How old is Stijn Bollaert’s eerie monochrome photograph of Ypres Cloth Hall? How old is the building itself? A building marking death and destruction is an enigma itself

Stijn Bollaert  Ypres, 2020  One of a series of Stijn Bollaert images for the 2020 book ‘Plaats’ (Place) by Belgian architect Philippe Viérin.
Stijn Bollaert Ypres, 2020 One of a series of Stijn Bollaert images for the 2020 book ‘Plaats’ (Place) by Belgian architect Philippe Viérin.

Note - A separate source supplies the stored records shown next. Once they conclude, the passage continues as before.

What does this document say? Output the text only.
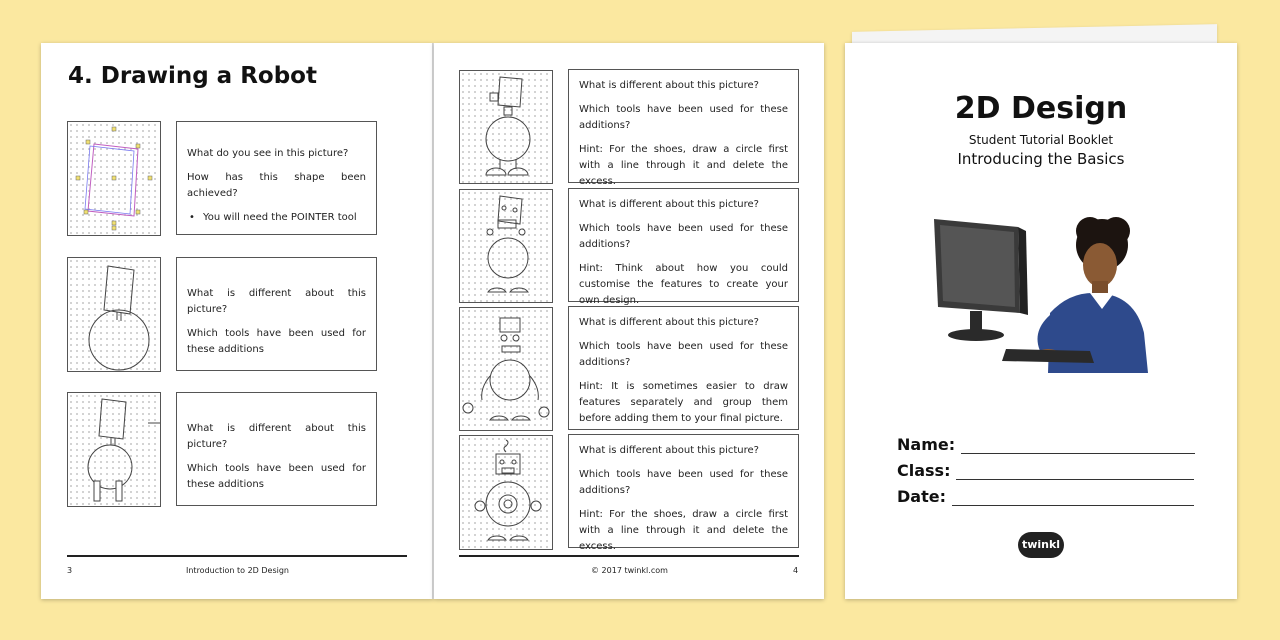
4. Drawing a Robot

What do you see in this picture?

How has this shape been achieved?

• You will need the POINTER tool

What is different about this picture?

Which tools have been used for these additions

What is different about this picture?

Which tools have been used for these additions

3	Introduction to 2D Design

What is different about this picture?

Which tools have been used for these additions?

Hint: For the shoes, draw a circle first with a line through it and delete the excess.

What is different about this picture?

Which tools have been used for these additions?

Hint: Think about how you could customise the features to create your own design.

What is different about this picture?

Which tools have been used for these additions?

Hint: It is sometimes easier to draw features separately and group them before adding them to your final picture.

What is different about this picture?

Which tools have been used for these additions?

Hint: For the shoes, draw a circle first with a line through it and delete the excess.

© 2017 twinkl.com	4
2D Design
Student Tutorial Booklet
Introducing the Basics
Name:
Class:
Date:
twinkl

It probably doesn’t take much to summon the ghosts of Ypres. Its magnificent 13th century Cloth Hall, along with much of the city, was razed by German bombing in April 1915. Churchill thought it should be left as a monumental ruin, but memorials aside, the people just wanted their hall back. By 1967 they had it – its old stone niches of dead nobles now largely vacant, in default marking the noble dead.

Stijn Bollaert, taken on in 2019 to pick through the destroyed regions of Flanders to document the period’s architectural survivors for a book, used his photographer father’s old Sinar large-format bellows camera to subsume himself in the commission.

From under its dark cloth, Bollaert’s eerie monochrome exposure gives little away. Is this image a 100 years old? 50? What black arts allow us to see the hall newly completed? Only the single white cloth hung from the tower marking the fight for the living, and the deserted Grote Markt at its foot, intimate a battle of a very different kind.